Taxes for Foreign Shareholders: Dividend Income and Tax Treaties
Taxes for Foreign Shareholders: Dividend Income and Tax Treaties
When a Korean company pays dividends overseas, which rate applies—domestic 20% or the treaty rate (5–15%)? Here’s the playbook.
1) What counts as dividend income?
Dividends are profit distributions from a Korean domestic corporation to its shareholders. For non-residents/foreign corporations, dividends are Korean-source income and subject to withholding at payment.
2) Step 1 — Domestic law: 20% WHT (+ local income tax)
Under Korean domestic rules, dividends paid to non-residents/foreign corps are subject to 20% withholding tax. In addition, a local income tax (10% of the WHT) is levied. Practically, if no treaty benefit applies, the cash-out is 22% of the gross dividend.
3) Step 2 — Tax treaties & limited rates
Korea’s tax treaties generally cap Korea’s dividend withholding to a limited rate (often 5–15%), applied instead of the domestic 20% when conditions are met.
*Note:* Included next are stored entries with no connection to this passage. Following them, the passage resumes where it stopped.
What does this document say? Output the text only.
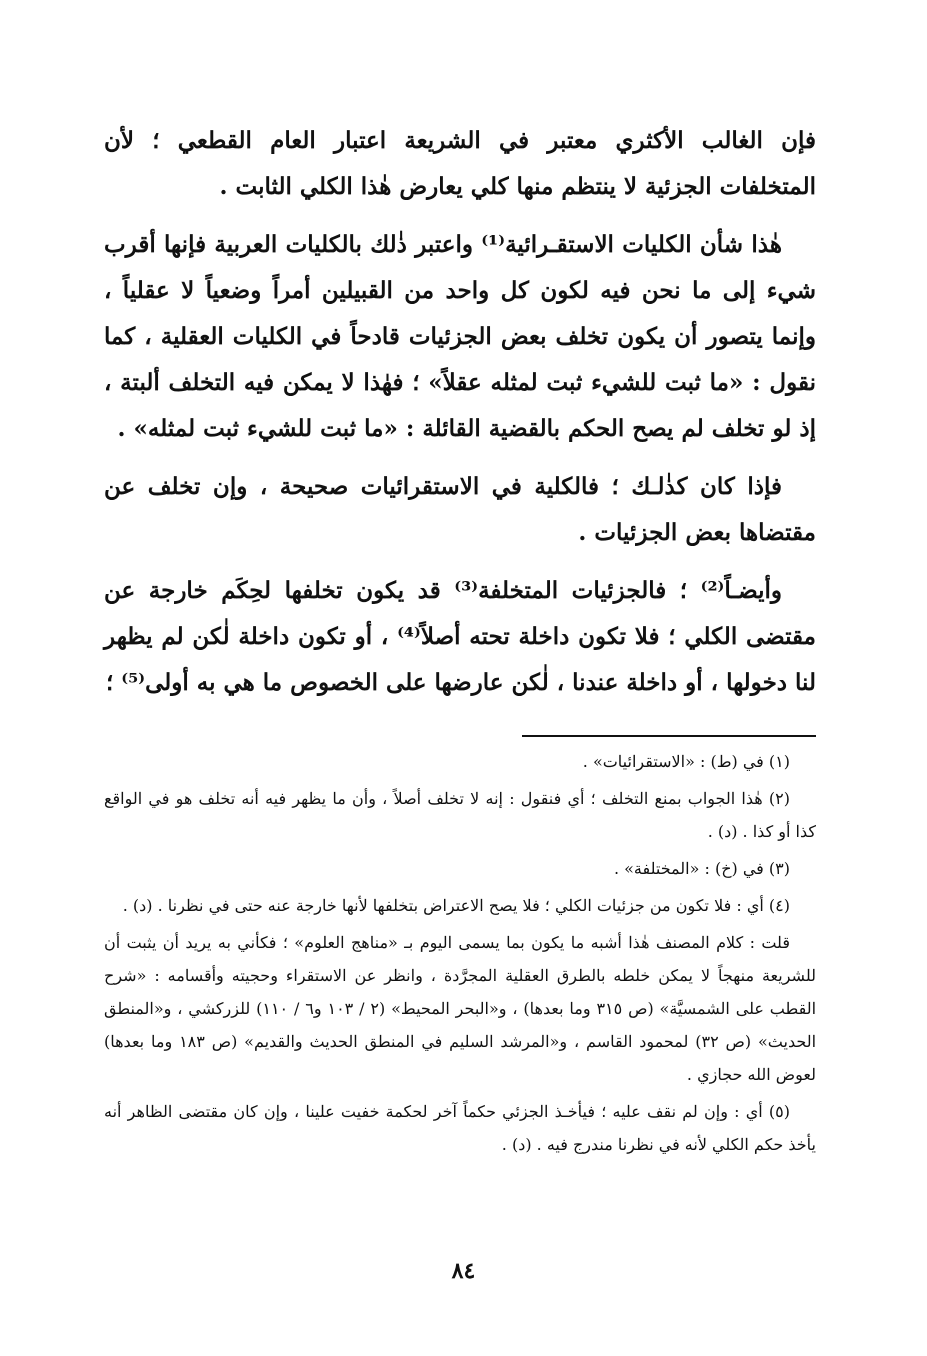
فإن الغالب الأكثري معتبر في الشريعة اعتبار العام القطعي ؛ لأن المتخلفات الجزئية لا ينتظم منها كلي يعارض هٰذا الكلي الثابت .

هٰذا شأن الكليات الاستقـرائية⁽¹⁾ واعتبر ذٰلك بالكليات العربية فإنها أقرب شيء إلى ما نحن فيه لكون كل واحد من القبيلين أمراً وضعياً لا عقلياً ، وإنما يتصور أن يكون تخلف بعض الجزئيات قادحاً في الكليات العقلية ، كما نقول : «ما ثبت للشيء ثبت لمثله عقلاً» ؛ فهٰذا لا يمكن فيه التخلف ألبتة ، إذ لو تخلف لم يصح الحكم بالقضية القائلة : «ما ثبت للشيء ثبت لمثله» .

فإذا كان كذٰلـك ؛ فالكلية في الاستقرائيات صحيحة ، وإن تخلف عن مقتضاها بعض الجزئيات .

وأيضـاً⁽²⁾ ؛ فالجزئيات المتخلفة⁽³⁾ قد يكون تخلفها لحِكَم خارجة عن مقتضى الكلي ؛ فلا تكون داخلة تحته أصلاً⁽⁴⁾ ، أو تكون داخلة لٰكن لم يظهر لنا دخولها ، أو داخلة عندنا ، لٰكن عارضها على الخصوص ما هي به أولى⁽⁵⁾ ؛

(١) في (ط) : «الاستقرائيات» .

(٢) هٰذا الجواب بمنع التخلف ؛ أي فنقول : إنه لا تخلف أصلاً ، وأن ما يظهر فيه أنه تخلف هو في الواقع كذا أو كذا . (د) .

(٣) في (خ) : «المختلفة» .

(٤) أي : فلا تكون من جزئيات الكلي ؛ فلا يصح الاعتراض بتخلفها لأنها خارجة عنه حتى في نظرنا . (د) .

قلت : كلام المصنف هٰذا أشبه ما يكون بما يسمى اليوم بـ «مناهج العلوم» ؛ فكأني به يريد أن يثبت أن للشريعة منهجاً لا يمكن خلطه بالطرق العقلية المجرَّدة ، وانظر عن الاستقراء وحجيته وأقسامه : «شرح القطب على الشمسيَّة» (ص ٣١٥ وما بعدها) ، و«البحر المحيط» (٢ / ١٠٣ و٦ / ١١٠) للزركشي ، و«المنطق الحديث» (ص ٣٢) لمحمود القاسم ، و«المرشد السليم في المنطق الحديث والقديم» (ص ١٨٣ وما بعدها) لعوض الله حجازي .

(٥) أي : وإن لم نقف عليه ؛ فيأخـذ الجزئي حكماً آخر لحكمة خفيت علينا ، وإن كان مقتضى الظاهر أنه يأخذ حكم الكلي لأنه في نظرنا مندرج فيه . (د) .

٨٤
- Ownership thresholds: Lower rates (e.g., 5%) often require a corporate shareholder with ≥25% (or 10%) direct ownership; otherwise a higher cap (e.g., 15%) applies.
- Recipient type: Corporate vs. individual may produce different caps.
- Direct vs. indirect: Some treaties require direct ownership to get the lower rate.
4) Conditions: BO test & PE connection
- Beneficial owner (BO): Treaty rate applies only if the payee is the beneficial owner of the dividend (not a conduit). Missing BO → domestic rate.
- Permanent establishment (PE) link: If the shares are effectively connected to the non-resident’s Korean PE, the dividend is taxed as business profits (treaty WHT cap generally does not apply).
5) Withholding & filing timeline
- Payer: The Korean company is the withholding agent.
- Deadline: File/pay WHT by the 10th day of the month following the dividend payment date.
- Documentation: Obtain certificate of residence and required treaty claim forms to apply reduced rates at source.
6) Quick numerical examples
| Scenario | Rate applied | Cash WHT on KRW 100,000 dividend |
|---|---|---|
| Domestic law only (no treaty docs) | 20% + 10% local on WHT = 22% | KRW 22,000 withheld |
| Treaty general cap | 15% (plus local 10% of WHT included in cap*) | KRW 15,000 withheld* |
| Treaty lower cap for ≥25% corporate | 5% (cap* | KRW 5,000 withheld* |
*Many treaties express a single capped percentage; in practice the Korean system applies the capped treaty rate as the total Korean levy at source.
7) Common mistakes & quick checks
- No residence certificate: Without current-year proof, payer must use domestic 20% (≈22% with local surcharge).
- Ownership threshold missed: Indirect or fluctuating holdings may disqualify the 5% tier.
- BO not demonstrated: Conduit holdings, lack of substance → treaty denial.
- PE connection ignored: Shares effectively connected to a Korean PE → business income rules, not WHT cap.
8) Summary & next topic
- Default for foreign shareholders: 20% WHT (+ local), applied by the Korean payer.
- Tax treaties usually reduce this to 5–15%, if BO and other conditions are met.
- PE connection and missing documents commonly block treaty relief.
9) Disclaimer
General information only, not tax advice. Treaty caps and documentation vary by country and year. Confirm the latest treaty text and Korean guidance or consult a professional.